January 26, 2016 at 5:59 PM
With a major shakeup among Twitter's top ranks sending the social network's stock sliding, many analysts are again asking: What's going on with Twitter?
The stock opened at $17.22 a share on Tuesday, after suffering a 4 percent drop Monday following the announcement of the departure of some top executives. The price is far below the $26 a share price for Twitter's initial public offering in 2013, when there was plenty of optimism for the stock.
In the years since, the company has been through a lot of turnover at the top, as it has struggled to turn its smaller-scale success into a social network with broad appeal — which would give it a shot at more lucrative ad dollars.
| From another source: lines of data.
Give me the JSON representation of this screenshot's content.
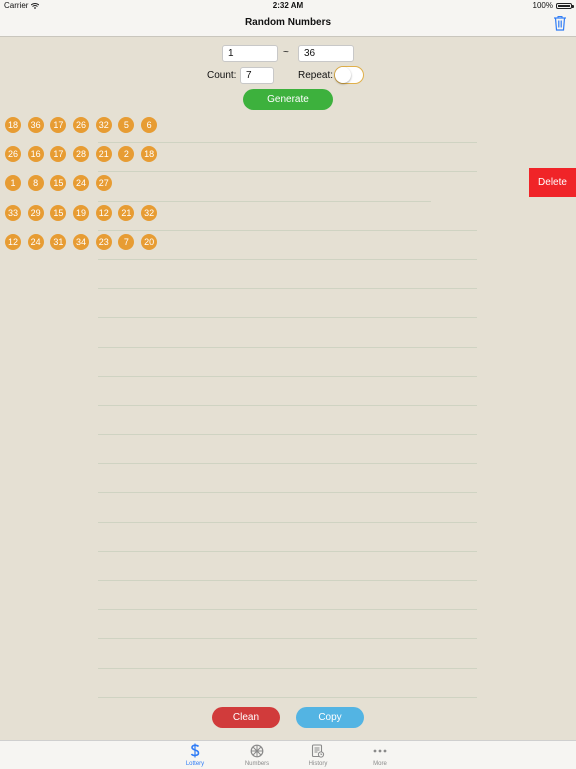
{
  "status": {
    "carrier": "Carrier",
    "time": "2:32 AM",
    "battery": "100%"
  },
  "nav": {
    "title": "Random Numbers"
  },
  "form": {
    "from_value": "1",
    "tilde": "~",
    "to_value": "36",
    "count_label": "Count:",
    "count_value": "7",
    "repeat_label": "Repeat:",
    "repeat_on": false,
    "generate_label": "Generate"
  },
  "results": [
    [
      "18",
      "36",
      "17",
      "26",
      "32",
      "5",
      "6"
    ],
    [
      "26",
      "16",
      "17",
      "28",
      "21",
      "2",
      "18"
    ],
    [
      "1",
      "8",
      "15",
      "24",
      "27"
    ],
    [
      "33",
      "29",
      "15",
      "19",
      "12",
      "21",
      "32"
    ],
    [
      "12",
      "24",
      "31",
      "34",
      "23",
      "7",
      "20"
    ]
  ],
  "delete_label": "Delete",
  "actions": {
    "clean_label": "Clean",
    "copy_label": "Copy"
  },
  "tabs": [
    {
      "label": "Lottery",
      "icon": "dollar-icon",
      "active": true
    },
    {
      "label": "Numbers",
      "icon": "wheel-icon",
      "active": false
    },
    {
      "label": "History",
      "icon": "history-icon",
      "active": false
    },
    {
      "label": "More",
      "icon": "more-icon",
      "active": false
    }
  ],
  "colors": {
    "background": "#e5e0d3",
    "ball": "#e79c33",
    "generate": "#3db13d",
    "delete": "#f02428",
    "clean": "#d13b3b",
    "copy": "#53b4e3",
    "active_tab": "#2f7cf6"
  }
}
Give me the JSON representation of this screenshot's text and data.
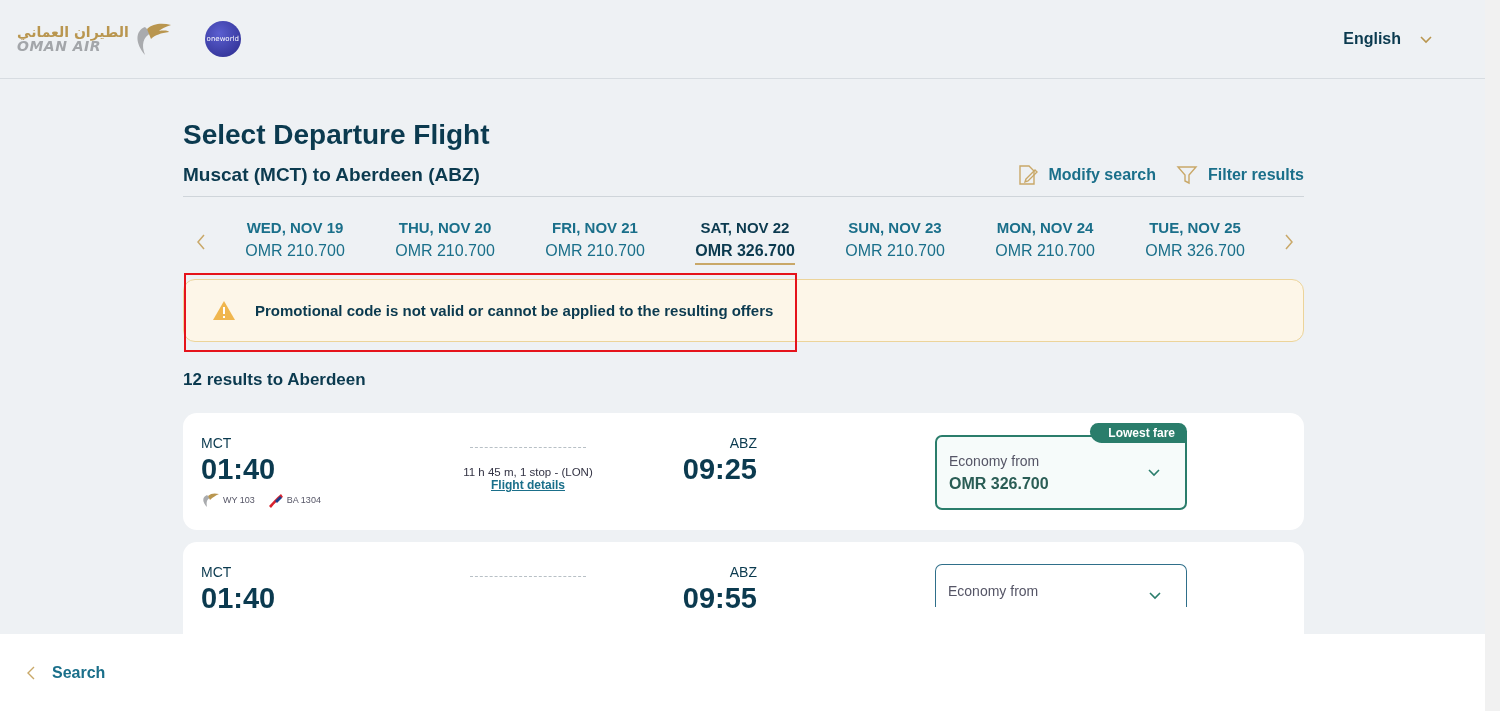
{
  "header": {
    "logo": {
      "arabic": "الطيران العماني",
      "english": "OMAN AIR"
    },
    "alliance_badge": "oneworld",
    "language": "English"
  },
  "page": {
    "title": "Select Departure Flight",
    "route": "Muscat (MCT) to Aberdeen (ABZ)",
    "actions": [
      {
        "label": "Modify search",
        "kind": "edit"
      },
      {
        "label": "Filter results",
        "kind": "filter"
      }
    ]
  },
  "date_tabs": [
    {
      "day": "WED, NOV 19",
      "price": "OMR 210.700",
      "selected": false
    },
    {
      "day": "THU, NOV 20",
      "price": "OMR 210.700",
      "selected": false
    },
    {
      "day": "FRI, NOV 21",
      "price": "OMR 210.700",
      "selected": false
    },
    {
      "day": "SAT, NOV 22",
      "price": "OMR 326.700",
      "selected": true
    },
    {
      "day": "SUN, NOV 23",
      "price": "OMR 210.700",
      "selected": false
    },
    {
      "day": "MON, NOV 24",
      "price": "OMR 210.700",
      "selected": false
    },
    {
      "day": "TUE, NOV 25",
      "price": "OMR 326.700",
      "selected": false
    }
  ],
  "alert": {
    "message": "Promotional code is not valid or cannot be applied to the resulting offers",
    "highlighted": true
  },
  "results_count": "12 results to Aberdeen",
  "flights": [
    {
      "origin": "MCT",
      "departure": "01:40",
      "duration": "11 h 45 m, 1 stop - (LON)",
      "details_link": "Flight details",
      "destination": "ABZ",
      "arrival": "09:25",
      "carriers": [
        {
          "code": "WY 103",
          "kind": "oman"
        },
        {
          "code": "BA 1304",
          "kind": "ba"
        }
      ],
      "fare": {
        "label": "Economy from",
        "price": "OMR 326.700",
        "badge": "Lowest fare"
      }
    },
    {
      "origin": "MCT",
      "departure": "01:40",
      "destination": "ABZ",
      "arrival": "09:55",
      "fare": {
        "label": "Economy from"
      }
    }
  ],
  "footer": {
    "back_link": "Search"
  }
}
Last year Jack Dorsey returned to the helm of the company he founded after investors seemed to sour on the business plans of his predecessor, Dick Costolo. A flurry of headlines proclaimed that Dorsey had returned to "save Twitter" from investors' greatest concern: the company's slowing user growth.
That's been Dorsey's top priority since he became interim chief executive in July 2015, and he has doubled down on those goals since his official appointment. While interim chief executive, he pushed the launch of Twitter Moments, then code-named Project Lightning, which provides users with a digest of top trending Twitter items. He has also tried to improve the company's relationships with developers, going so far as to reinstate a site, Politwoops, that Twitter had previously banned.
But one of the main problems Twitter still faces in trying to broaden its appeal is that the people who use Twitter tend to like it as it is. And much of what Dorsey has done since his return has not sat well with its power users. A decision, for example, to change the "Favorite" star to a heart caused an uproar among Twitter's 320 million users. Similarly, even reports that the company may expand its 140-character limit have been cause for consternation.
Meanwhile, rivals such as Facebook have tried to move into an area of real-time conversation that has been Twitter's distinguishing feature. Last week, Facebook launched Sports Stadium, a product focused on making Facebook, not Twitter, the second-screen of choice while watching major games.
And then bidding farewell to the heads of Twitter's media and product departments, as well as top people from human resources and engineering — all of whom Dorsey insists left by choice — did little to assuage investors' worries about the company's stability. Constant changes among Twitter's executives have already spooked those watching the company, with many wondering how a company with so many leadership changes can survive the highly competitive world of online advertising.
Yet despite all of this, at least one analyst has said that Twitter's product is still unique enough to make an appealing pitch to advertisers.
"Much of the concern around this turmoil has seemed unnecessary to us," Brian Wieser, an analyst for Pivotal Research, wrote of the staffing shakeups. He said that as long as Twitter continues to stand out from its rivals, it can "convince advertisers to retain Twitter in their media mix and develop ad products that allow marketers to spend money on the platform." He added that then "the company can continue to grow above the pace at which global digital advertising is expanding."
But it's still too early to tell whether any of Dorsey's efforts to date can jumpstart the growth investors want. Twitter shares fell sharply in October after its third-quarter earnings call. Despite strong revenue growth, Twitter reported it added 4 million users over the quarter, a growth of 11 percent year-over-year. In the same quarter in 2014, the company had reported year-over-year growth of 23 percent.
Dorsey has made it clear that he thinks Twitter can weather its growing pains and become a company that "remains relevant but thrives and continues to redefine what came before it," according to remarks he made when he took the chief executive position last year. He may look at these newest departures as a way to clear a path for new grand plans.